•Mathuki told EAC Partner States’ governments to enhance industrial productivity and strengthen institutional frameworks and policies to accelerate economic growth in the region.
•The Secretary General also reaffirmed EAC´s commitment to finalize the Common External Tariff (CET) before the end of 2021.
The East African Community (EAC) Secretary-General, Peter Mathuki has urged the EAC Partner States to invest in industrial parks and infrastructure to improve the competitiveness of the region and increase Intra-EAC trade.
Mathuki told EAC Partner States’ governments to enhance industrial productivity and strengthen institutional frameworks and policies to accelerate economic growth in the region.
“Currently, manufacturing contributes to GDP a meager 8.9 per cent. To achieve the set target of 25% in 2032, there is a need for diversification of the manufacturing base and raising local value-added content resource-based exports,” he said.
He spoke during the East Africa Trade and Industrialization Week (EATIW 2021), held at the Julius Nyerere Convention Centre, in Dar es Salaam, Tanzania.

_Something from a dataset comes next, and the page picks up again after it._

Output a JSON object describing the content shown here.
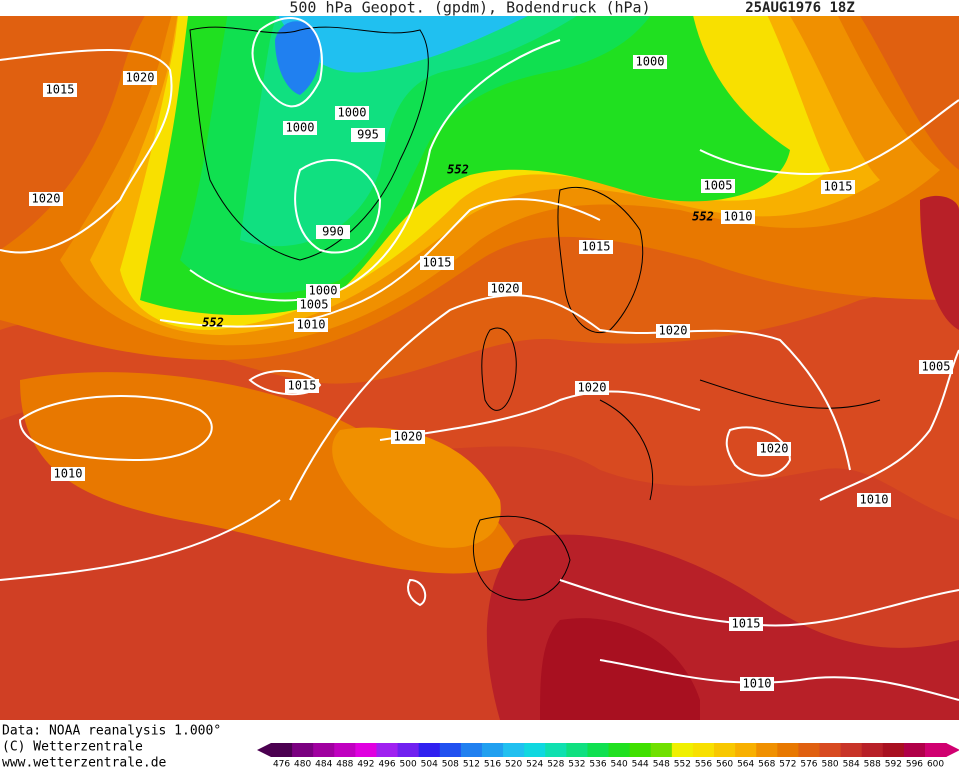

The Secretary-General called for the promotion of rural industrialization through an agricultural development-led industrialization strategy and strengthening of research, technology and innovation capabilities of all EAC Partner States, to foster the structural transformation of the manufacturing sector and industrial upgrading.
As a strategy towards economic recovery amid Covid-19 in the region, Dr. Mathuki called upon EAC Partner States Governments to offer long-term stimulus packages for private sector development and sector-specific incentives for the established regional value chains such as cotton, textile and apparel, leather livestock and Agro-processing.

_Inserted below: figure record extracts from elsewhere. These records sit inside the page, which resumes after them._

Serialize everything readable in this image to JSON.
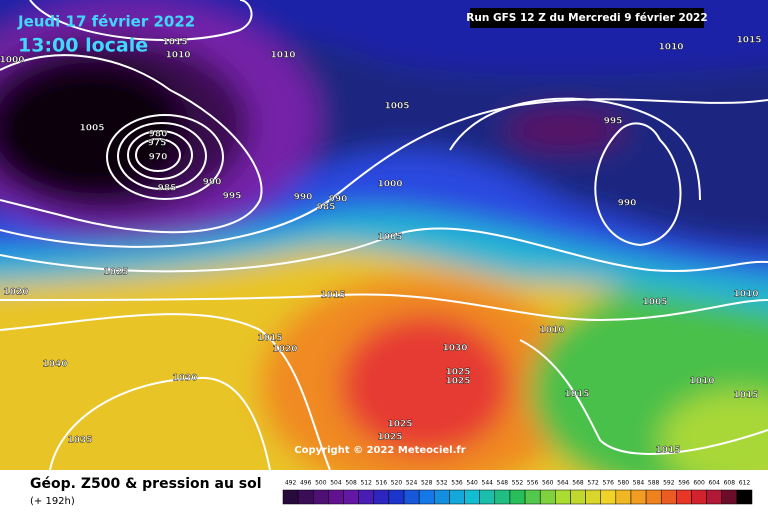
{
  "header": {
    "date": "Jeudi 17 février 2022",
    "time": "13:00 locale",
    "run": "Run GFS 12 Z du Mercredi 9 février 2022"
  },
  "isobar_labels": [
    1015,
    1010,
    1000,
    1010,
    1005,
    980,
    975,
    970,
    985,
    990,
    995,
    990,
    985,
    990,
    1005,
    1000,
    1005,
    1015,
    1025,
    1020,
    1015,
    1020,
    1040,
    1030,
    1035,
    1030,
    1025,
    1025,
    1025,
    1025,
    995,
    990,
    1010,
    1015,
    1005,
    1010,
    1010,
    1015,
    1010,
    1015,
    1015
  ],
  "copyright": "Copyright © 2022 Meteociel.fr",
  "legend": {
    "title": "Géop. Z500 & pression au sol",
    "subtitle": "(+ 192h)",
    "scale": [
      492,
      496,
      500,
      504,
      508,
      512,
      516,
      520,
      524,
      528,
      532,
      536,
      540,
      544,
      548,
      552,
      556,
      560,
      564,
      568,
      572,
      576,
      580,
      584,
      588,
      592,
      596,
      600,
      604,
      608,
      612
    ]
  }
}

“Instead of competing, EAC Partner States need to complement each other. Harnessing our comparative advantage by collectively improving infrastructure connectivity will fast-track regional development,” Mathuki added.
“The EAC is committed to finalising the Common External Tariff (CET) by the end of the year, in a move set to promote the Community´s domestic industries & safeguard the region from international shocks,” he said.
The conference adopted a four-band CET structure (0, 10 and 25per cent).
The EAC states have been asked to speed up the finalisation and implementation of EAC Regulations on liberalisation of air transport services, in a move set to lower flight costs and in turn reduce the cost of doing business in the region.
“With only about two per cent of East Africans vaccinated, it is critical that the private sector leads deliberate public campaigns on Covid-19 vaccination and jointly to enhance EAC as an investment destination,” Mathuki said.
On his part, David Osiany, Kenya’s Chief Administrative Secretary, Ministry of Industrialization, Trade and Enterprise Development, called for consistent public-private sector dialogues and collaboration to develop policies corresponding with the current business environment.
In his remarks, Tanzania’s Kitila Mkumbo, Minister for Industry and Trade, called for joint investment by EAC Governments and the Private sector in skills development.
“Only 5per cent of our workforce are employable in the current job market. The public-private sector should come up with a strategy on skills development to fill this gap,” said Mkumbo.